栄養学の観点からできる骨密度が低い対策や食事法を紹介!賢い食事で薬いらずの体をつくりましょう。
『骨密度が低い』など体の不快な症状は、悪化するまで見て見ぬふりをしてしまいがちです。
あなたの体に備わっている、病原体に対する抵抗力や自然治癒力も栄養素のサポートなしには十分なパワーを発揮できません。心のトラブルと密接な関係をもつ自律神経の働きにも食生活や体内の環境は影響を及ぼします。
最高の体調を手に入れるには、その背景にある食生活の見直しが必要です。骨密度の低下を予防する食べ物と骨を強くするの対策で薬いらずの体をつくりましょう。
女性に多く見られますが、食生活の改善によって予防が期待できます
骨密度を低下させない栄養学の基礎知識
- カルシウムを積極的にとりましょう
- 適度の良質タンパク質やビタミンDをとりましょう
- 加工食品や清涼飲料水は控えましょう
- 適度な運動と日光浴を習慣的におこないましょう
骨を強く骨密度を回復させる方法は?
骨密度の低下にはカルシウム不足がかかわっている
骨密度は、骨を構成しているカルシウムをはじめとした骨の成分がどの程度の密度で詰まっているかという骨の強度をあらわす指標です。
この骨密度が低下してしまうと骨がもろくなり骨折やひび割れしやすくなってしまいます。
体内の全カルシウムの1%は血液中に存在し、足りなくなると骨からカルシウムを血液に取り出し補充されるようになっています。骨も常に新陳代謝を繰り返しています。
そのため、カルシウムの摂取量が不足すると、骨密度が低下し、骨粗しょう症を引き起こす要因になります。

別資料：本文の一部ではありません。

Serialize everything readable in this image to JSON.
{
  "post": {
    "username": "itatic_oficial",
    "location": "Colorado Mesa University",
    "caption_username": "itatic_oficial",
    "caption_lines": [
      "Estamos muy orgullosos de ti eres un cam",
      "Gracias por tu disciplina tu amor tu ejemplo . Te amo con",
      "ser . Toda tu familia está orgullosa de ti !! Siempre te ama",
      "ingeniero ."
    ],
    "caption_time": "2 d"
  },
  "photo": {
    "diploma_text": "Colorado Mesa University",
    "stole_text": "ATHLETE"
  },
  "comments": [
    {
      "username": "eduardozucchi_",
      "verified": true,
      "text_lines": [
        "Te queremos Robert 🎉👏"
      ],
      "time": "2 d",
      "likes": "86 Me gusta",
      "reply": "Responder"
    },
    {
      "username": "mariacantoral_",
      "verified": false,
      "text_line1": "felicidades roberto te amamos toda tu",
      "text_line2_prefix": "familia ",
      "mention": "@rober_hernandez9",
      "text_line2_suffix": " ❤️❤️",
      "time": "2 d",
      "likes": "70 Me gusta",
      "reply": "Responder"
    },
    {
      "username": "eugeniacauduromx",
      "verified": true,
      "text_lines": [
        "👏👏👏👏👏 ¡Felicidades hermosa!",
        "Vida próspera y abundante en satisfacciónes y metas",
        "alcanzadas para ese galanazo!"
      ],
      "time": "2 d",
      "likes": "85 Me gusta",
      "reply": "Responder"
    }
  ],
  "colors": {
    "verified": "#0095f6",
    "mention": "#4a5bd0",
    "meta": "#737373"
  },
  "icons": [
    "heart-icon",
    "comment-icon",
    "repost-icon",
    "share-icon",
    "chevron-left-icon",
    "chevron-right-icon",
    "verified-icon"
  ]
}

骨粗しょう症は体のつくりが小さく、出産や授乳、更年期があるなどの理由から女性に圧倒的に多く見られる病気です。なので、女性はとくにカルシウムや骨を合成する栄養素を食事から取るようにしましょう。
骨を強くするには、食事、運動、日光浴
骨密度の低下の予防策としては、まずは毎日の食事でカルシウムや良質なタンパク質を適量摂取することです、
乳製品や小魚、大豆、緑黄色野菜などから、カルシウムは1日650mg摂取するのが理想的な摂取量です。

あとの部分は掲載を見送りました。